SpringDance 2008: Symposium
Posted by bellanna on April 19, 2008
The first experience of Springdance 2008 was the symposium Questions of Meaning and Movement on Friday the 18th of April. As its main focal point was the interactive installation Double Skin/Double Mind, said to offer the opportunity to experience the dancer’s experience. Taking this installation as the starting point, the symposium asked how to hold on to dance, as its ephemeral nature slips through our fingers as we watch it: “Words, images, drawings, film material and digital technology can help capture its outward form. But can we also capture the intentions of dance? How can we catch the intangible creative process?” These are questions that the creators of the Interactive Installation Double Skin/Double Mind asked as part of their wider Notation Research Project. The installation allows the visitor, as a “sole participant in a virtual workshop” to follow the example of a digital dancer in the shape of Emio Greco within the installation. Adding to this virtual image on screen were music and sound, supposedly added to allow the participant to get “closer and closer to the intended movement until feel[ing] the inner sensation of the dance. This installation offers the opportunity to experience the dancer’s experience from within.”
The symposium held a total of three paper presentations. Some directly addressed the ins- and outs of the installation, whereas other presentations took the implications of the installation as a starting point. Combining insights from cognitive behavioural science, notation research, theatre and film studies, and media design, the symposium aimed at tackling issues of representation and intention from a diverse range of views.
Nevertheless, the question of what was meant by “intention” still escapes me. More crucially, I wonder what this installation aims to be. If it is positioned as a therapeutic device to allow patients with anorexia nervosa to reflect on their own embodiment and movements by seeing themselves pictured as rectangular shaped blobs, I imagine its strength: rather than being confronted with their weight and shape, patients can view their body in a less implicational and judgemental manner. However, as I am far from being a cognitive behavioural therapist, I cannot say this with certainty. If, on the other hand, this work is placed within a context of art, I feel that its execution could have been more advanced.

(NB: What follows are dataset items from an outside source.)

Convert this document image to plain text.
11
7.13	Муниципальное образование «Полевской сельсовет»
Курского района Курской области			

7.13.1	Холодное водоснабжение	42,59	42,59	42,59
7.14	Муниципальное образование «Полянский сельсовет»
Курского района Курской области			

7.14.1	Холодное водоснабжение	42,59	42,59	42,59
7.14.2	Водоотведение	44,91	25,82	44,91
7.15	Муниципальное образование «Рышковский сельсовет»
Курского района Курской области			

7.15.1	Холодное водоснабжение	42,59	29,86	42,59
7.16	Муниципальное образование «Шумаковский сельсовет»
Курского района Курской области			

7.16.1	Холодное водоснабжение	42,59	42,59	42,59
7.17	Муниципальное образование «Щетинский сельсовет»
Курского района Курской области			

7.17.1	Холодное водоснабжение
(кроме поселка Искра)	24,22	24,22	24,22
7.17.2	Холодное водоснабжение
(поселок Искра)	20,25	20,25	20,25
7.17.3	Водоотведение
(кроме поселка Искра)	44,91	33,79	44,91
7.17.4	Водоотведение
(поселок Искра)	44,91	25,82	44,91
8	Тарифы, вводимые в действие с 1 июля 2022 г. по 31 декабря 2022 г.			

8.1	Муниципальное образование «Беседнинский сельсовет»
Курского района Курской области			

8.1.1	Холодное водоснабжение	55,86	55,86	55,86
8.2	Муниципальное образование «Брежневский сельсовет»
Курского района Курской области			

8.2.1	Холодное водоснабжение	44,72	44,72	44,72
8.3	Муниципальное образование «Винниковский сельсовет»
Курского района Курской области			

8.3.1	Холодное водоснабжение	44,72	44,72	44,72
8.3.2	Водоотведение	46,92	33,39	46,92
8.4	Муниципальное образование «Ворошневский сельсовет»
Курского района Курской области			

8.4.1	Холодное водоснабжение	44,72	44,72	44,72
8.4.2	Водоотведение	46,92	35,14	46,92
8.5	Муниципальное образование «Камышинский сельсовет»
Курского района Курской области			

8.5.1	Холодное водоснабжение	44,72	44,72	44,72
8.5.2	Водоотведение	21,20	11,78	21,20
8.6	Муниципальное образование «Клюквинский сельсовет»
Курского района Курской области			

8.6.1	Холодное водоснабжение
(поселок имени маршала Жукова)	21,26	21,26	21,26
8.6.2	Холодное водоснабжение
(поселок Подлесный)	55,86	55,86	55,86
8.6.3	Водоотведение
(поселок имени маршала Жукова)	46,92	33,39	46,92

Namely, had the definition of the images on screen been more high, it would have allowed for a more interactive experience of the work. If the position of the installation is within a dance training setting, I similarly have my questions as to how beneficial this may be. Seeing one’s moving image as a almost random collection of rectangular shapes does not benefit the comparison with the instructor’s movements. Importantly, the absence of any kind of correction undermines it possible status as a training device. One of the core components of any class is the comparison with the intentions (ah, so here it is!) of the author / choreographer / teacher. If, again, the technicality of the work had been more advanced as to include a sensitive tracking device and comparative programming, the participant could track her/his progress. Even so, I could imagine a videotaped or audio taped workshop combined with a mirror to have a similar effect.
It should be noted, however, that the DVD included in the publication Capturing Intention is notably more interactive and compelling. It features close-ups of parts of the body (feet and torso) that are of key importance to the correct execution of the movements, sounds which promote the kind of mental state necessary to ‘enter’ the intended movements, and detailed descriptions of several forms of dance notation, past and present.

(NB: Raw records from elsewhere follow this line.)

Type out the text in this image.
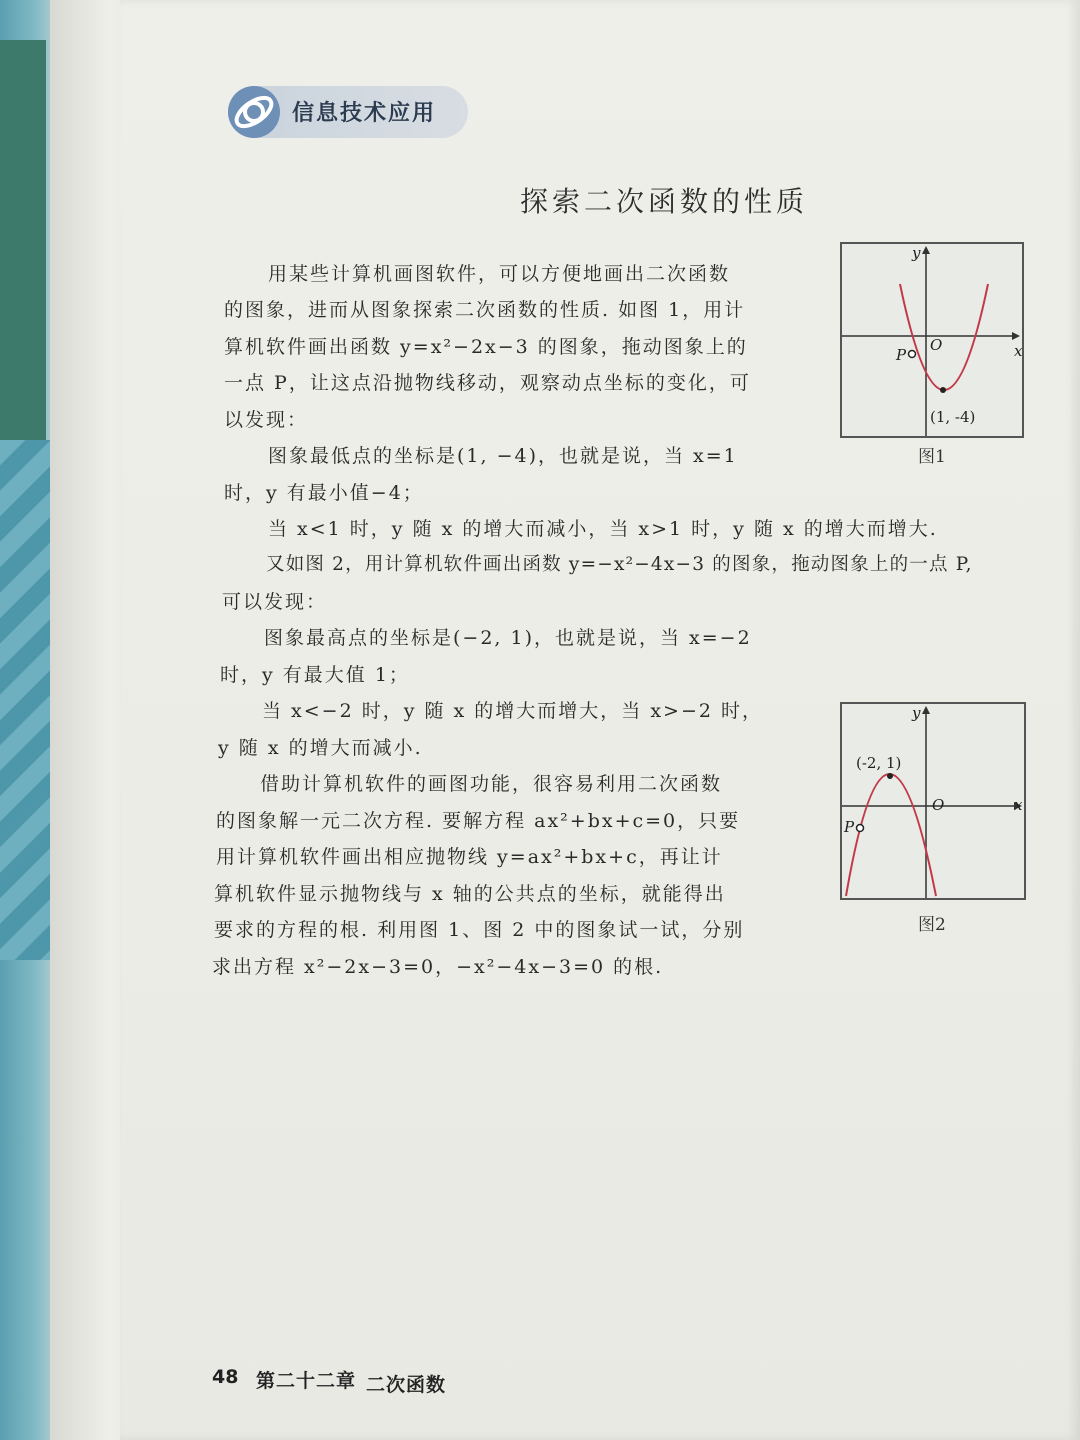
信息技术应用
探索二次函数的性质
用某些计算机画图软件，可以方便地画出二次函数
的图象，进而从图象探索二次函数的性质. 如图 1，用计
算机软件画出函数 y=x²−2x−3 的图象，拖动图象上的
一点 P，让这点沿抛物线移动，观察动点坐标的变化，可
以发现：
图象最低点的坐标是(1, −4)，也就是说，当 x=1
时，y 有最小值−4；
当 x<1 时，y 随 x 的增大而减小，当 x>1 时，y 随 x 的增大而增大.
又如图 2，用计算机软件画出函数 y=−x²−4x−3 的图象，拖动图象上的一点 P,
可以发现：
图象最高点的坐标是(−2, 1)，也就是说，当 x=−2
时，y 有最大值 1；
当 x<−2 时，y 随 x 的增大而增大，当 x>−2 时，
y 随 x 的增大而减小.
借助计算机软件的画图功能，很容易利用二次函数
的图象解一元二次方程. 要解方程 ax²+bx+c=0，只要
用计算机软件画出相应抛物线 y=ax²+bx+c，再让计
算机软件显示抛物线与 x 轴的公共点的坐标，就能得出
要求的方程的根. 利用图 1、图 2 中的图象试一试，分别
求出方程 x²−2x−3=0，−x²−4x−3=0 的根.
y
x
O
P
(1, -4)
图1
y
x
O
P
(-2, 1)
图2
48 第二十二章 二次函数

Even though I failed to understand the way in which the installation captures intention, the symposium certainly made me reflect on how I position my own research on dance performances. Certainly, I will not venture into the direction of cognitive brain science or notation studies, but stick to positioning dance performance in a wider, cultural studies context.

domx said
Well said!
Having been there, even though not being into dance studies, having however a certain perception of what an art-installation is, and being fairly into issues of communication/language/digital video/meaning production/artistic reproduction, I share your appreciations, questions and perplexities.

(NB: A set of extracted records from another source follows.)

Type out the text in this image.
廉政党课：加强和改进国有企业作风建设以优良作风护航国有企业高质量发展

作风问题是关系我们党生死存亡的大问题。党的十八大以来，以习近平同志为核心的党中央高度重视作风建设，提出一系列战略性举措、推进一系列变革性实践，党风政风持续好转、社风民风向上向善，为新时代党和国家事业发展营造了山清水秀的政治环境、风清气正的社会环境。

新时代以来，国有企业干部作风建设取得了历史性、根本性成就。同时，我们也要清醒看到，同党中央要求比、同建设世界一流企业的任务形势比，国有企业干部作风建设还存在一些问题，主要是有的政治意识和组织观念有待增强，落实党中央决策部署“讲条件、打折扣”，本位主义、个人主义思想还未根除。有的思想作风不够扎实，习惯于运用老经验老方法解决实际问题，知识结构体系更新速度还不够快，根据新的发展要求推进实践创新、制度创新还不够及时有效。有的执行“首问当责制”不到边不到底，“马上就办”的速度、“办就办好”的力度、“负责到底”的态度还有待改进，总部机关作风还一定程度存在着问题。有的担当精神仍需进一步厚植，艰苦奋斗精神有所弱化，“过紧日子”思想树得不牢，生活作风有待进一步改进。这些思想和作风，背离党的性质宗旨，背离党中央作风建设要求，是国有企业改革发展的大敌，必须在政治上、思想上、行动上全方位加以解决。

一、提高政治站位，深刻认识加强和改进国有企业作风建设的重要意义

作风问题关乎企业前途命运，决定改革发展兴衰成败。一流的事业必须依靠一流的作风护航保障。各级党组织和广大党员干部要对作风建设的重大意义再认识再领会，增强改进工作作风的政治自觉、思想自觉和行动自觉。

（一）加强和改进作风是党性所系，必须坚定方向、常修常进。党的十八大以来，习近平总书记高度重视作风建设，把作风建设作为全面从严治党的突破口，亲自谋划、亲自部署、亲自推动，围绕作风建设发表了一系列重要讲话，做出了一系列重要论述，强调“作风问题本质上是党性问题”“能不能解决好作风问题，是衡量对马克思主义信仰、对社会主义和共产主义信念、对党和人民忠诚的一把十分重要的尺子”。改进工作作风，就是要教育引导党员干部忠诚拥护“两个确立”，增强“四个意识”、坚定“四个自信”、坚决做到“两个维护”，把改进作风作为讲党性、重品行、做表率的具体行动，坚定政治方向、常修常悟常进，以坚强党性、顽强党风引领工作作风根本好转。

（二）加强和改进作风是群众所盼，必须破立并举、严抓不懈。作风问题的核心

What was there meant with “capturing”? “whose intentions”?, “art piece” or “virtual workshop”? communicating,teaching or entertaining? recording, producing or reproducing?
I must however admit I would never venture myself in that scary dance box, not ‘cos my cognitive perception of my body would be drastically challenged and the dialogue between my propositional and implicational meanings crucially modified; rather ‘cos I’m a danceofobic with serious shyness unresolved child issues.